Голод в Поволжье, а находятся такие куркули, что скрывают фактически засеянные площади, показывают меньшие, да и по тем не выполняют нормы продналога.
Снова Котовский круто берется за дело.
— Мы разместим полк в селах, не сдавших продналога! — гремит голос Котовского. — И обяжем эти села довольствовать полк фуражом до той поры, пока не будет стопроцентной сдачи продналога! Небось тогда поторопятся! О выполнении задачи доносить в ежедневных сводках.
И хотя сейчас не приходится скакать во весь опор под посвист пуль, врубаться во вражеские ряды, но сражения с неуступчивым, въедливым прошлым происходят на каждом шагу. Не так-то легко стряхнуть с наших ног прах старого мира.
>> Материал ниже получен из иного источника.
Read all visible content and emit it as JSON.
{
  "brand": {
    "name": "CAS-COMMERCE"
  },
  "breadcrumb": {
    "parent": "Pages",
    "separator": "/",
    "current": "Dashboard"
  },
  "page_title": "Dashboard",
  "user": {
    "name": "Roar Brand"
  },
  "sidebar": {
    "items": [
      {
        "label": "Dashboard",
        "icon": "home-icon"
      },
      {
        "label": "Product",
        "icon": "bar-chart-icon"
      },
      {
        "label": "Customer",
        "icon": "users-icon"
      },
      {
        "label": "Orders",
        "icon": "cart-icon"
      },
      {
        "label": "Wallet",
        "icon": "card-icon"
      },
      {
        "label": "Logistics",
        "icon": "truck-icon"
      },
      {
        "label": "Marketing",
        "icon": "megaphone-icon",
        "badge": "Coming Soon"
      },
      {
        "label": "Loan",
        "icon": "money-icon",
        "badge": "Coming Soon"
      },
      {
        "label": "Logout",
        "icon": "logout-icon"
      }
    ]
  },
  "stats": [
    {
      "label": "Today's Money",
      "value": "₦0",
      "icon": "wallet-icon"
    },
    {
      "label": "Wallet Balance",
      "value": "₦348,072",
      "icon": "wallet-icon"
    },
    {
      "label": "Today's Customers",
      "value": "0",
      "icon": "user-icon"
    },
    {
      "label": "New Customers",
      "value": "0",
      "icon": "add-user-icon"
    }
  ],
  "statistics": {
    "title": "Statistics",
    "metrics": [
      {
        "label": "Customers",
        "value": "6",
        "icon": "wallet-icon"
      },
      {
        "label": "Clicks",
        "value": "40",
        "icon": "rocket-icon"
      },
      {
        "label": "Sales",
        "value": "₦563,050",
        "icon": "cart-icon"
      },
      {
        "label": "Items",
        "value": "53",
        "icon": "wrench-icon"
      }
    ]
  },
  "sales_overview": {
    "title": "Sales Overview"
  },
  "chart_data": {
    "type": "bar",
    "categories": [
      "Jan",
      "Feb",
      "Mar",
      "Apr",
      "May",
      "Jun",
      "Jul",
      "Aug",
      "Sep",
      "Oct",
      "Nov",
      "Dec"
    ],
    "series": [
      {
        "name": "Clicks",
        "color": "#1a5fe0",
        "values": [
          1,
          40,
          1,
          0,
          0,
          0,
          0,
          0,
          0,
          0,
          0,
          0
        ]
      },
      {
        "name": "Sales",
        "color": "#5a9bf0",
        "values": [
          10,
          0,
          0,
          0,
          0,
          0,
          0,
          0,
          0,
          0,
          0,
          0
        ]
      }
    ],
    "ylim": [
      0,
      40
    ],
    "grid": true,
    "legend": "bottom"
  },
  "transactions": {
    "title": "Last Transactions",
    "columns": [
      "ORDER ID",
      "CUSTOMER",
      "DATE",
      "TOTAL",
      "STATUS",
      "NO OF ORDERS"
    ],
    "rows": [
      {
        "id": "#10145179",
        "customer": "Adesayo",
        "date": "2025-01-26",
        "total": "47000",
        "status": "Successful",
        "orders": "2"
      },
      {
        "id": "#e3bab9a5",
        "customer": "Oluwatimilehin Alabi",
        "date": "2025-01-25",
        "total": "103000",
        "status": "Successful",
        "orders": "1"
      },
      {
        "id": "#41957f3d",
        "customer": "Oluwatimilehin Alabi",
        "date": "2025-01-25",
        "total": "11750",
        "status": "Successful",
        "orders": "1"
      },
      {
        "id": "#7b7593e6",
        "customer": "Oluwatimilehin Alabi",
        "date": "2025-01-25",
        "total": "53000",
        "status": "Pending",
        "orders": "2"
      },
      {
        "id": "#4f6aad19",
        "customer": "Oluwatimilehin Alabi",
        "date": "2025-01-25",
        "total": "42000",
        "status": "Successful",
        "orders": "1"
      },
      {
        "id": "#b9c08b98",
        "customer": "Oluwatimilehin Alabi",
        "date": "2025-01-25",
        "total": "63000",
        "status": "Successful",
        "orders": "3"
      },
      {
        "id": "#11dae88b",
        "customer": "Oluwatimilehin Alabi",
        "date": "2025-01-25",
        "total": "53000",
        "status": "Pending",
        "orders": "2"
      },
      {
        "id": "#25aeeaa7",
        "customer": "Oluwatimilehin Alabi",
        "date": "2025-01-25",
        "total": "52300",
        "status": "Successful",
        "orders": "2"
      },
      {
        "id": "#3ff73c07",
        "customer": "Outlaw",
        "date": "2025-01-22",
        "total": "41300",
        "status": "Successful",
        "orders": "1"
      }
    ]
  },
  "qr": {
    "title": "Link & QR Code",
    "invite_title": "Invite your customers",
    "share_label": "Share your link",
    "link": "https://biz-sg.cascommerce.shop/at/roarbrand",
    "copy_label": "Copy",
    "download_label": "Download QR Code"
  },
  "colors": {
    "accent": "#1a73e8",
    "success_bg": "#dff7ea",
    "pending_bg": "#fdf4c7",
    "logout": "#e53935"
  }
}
Тревожный сигнал: пьянство в дивизии. Котовский отмечает в приказе, что это тем более преступно в настоящий момент, когда Республика бьется в тисках голода, когда от каждого человека ждут сознательности, дружных усилий!
Или как назвать — изменником или глупцом — начсандива, который во время боевой операции против банд оставил всех врачей в тылу, при обозе второго разряда, и отправил с действующими частями только фельдшера да лекпомов?
Сурово спрашивал Котовский. Как тут не прийти в бешенство? Как не принять крутых мер?
Может быть, другому человеку все эти будничные дела показались бы скучными, мелкими. Прославленный легендарный командир — и вдруг: дрова, борьба с пьяницами, наблюдение за действиями начсандива. «Да провались они пропадом! — сказал бы другой. — Подай мне дело по плечу, чтобы действовать — самое меньшее — в мировом масштабе!» Но Котовский был другого склада человек. Он с увлечением занимался самыми обыкновенными, житейскими делами и вкладывал в них всю душу.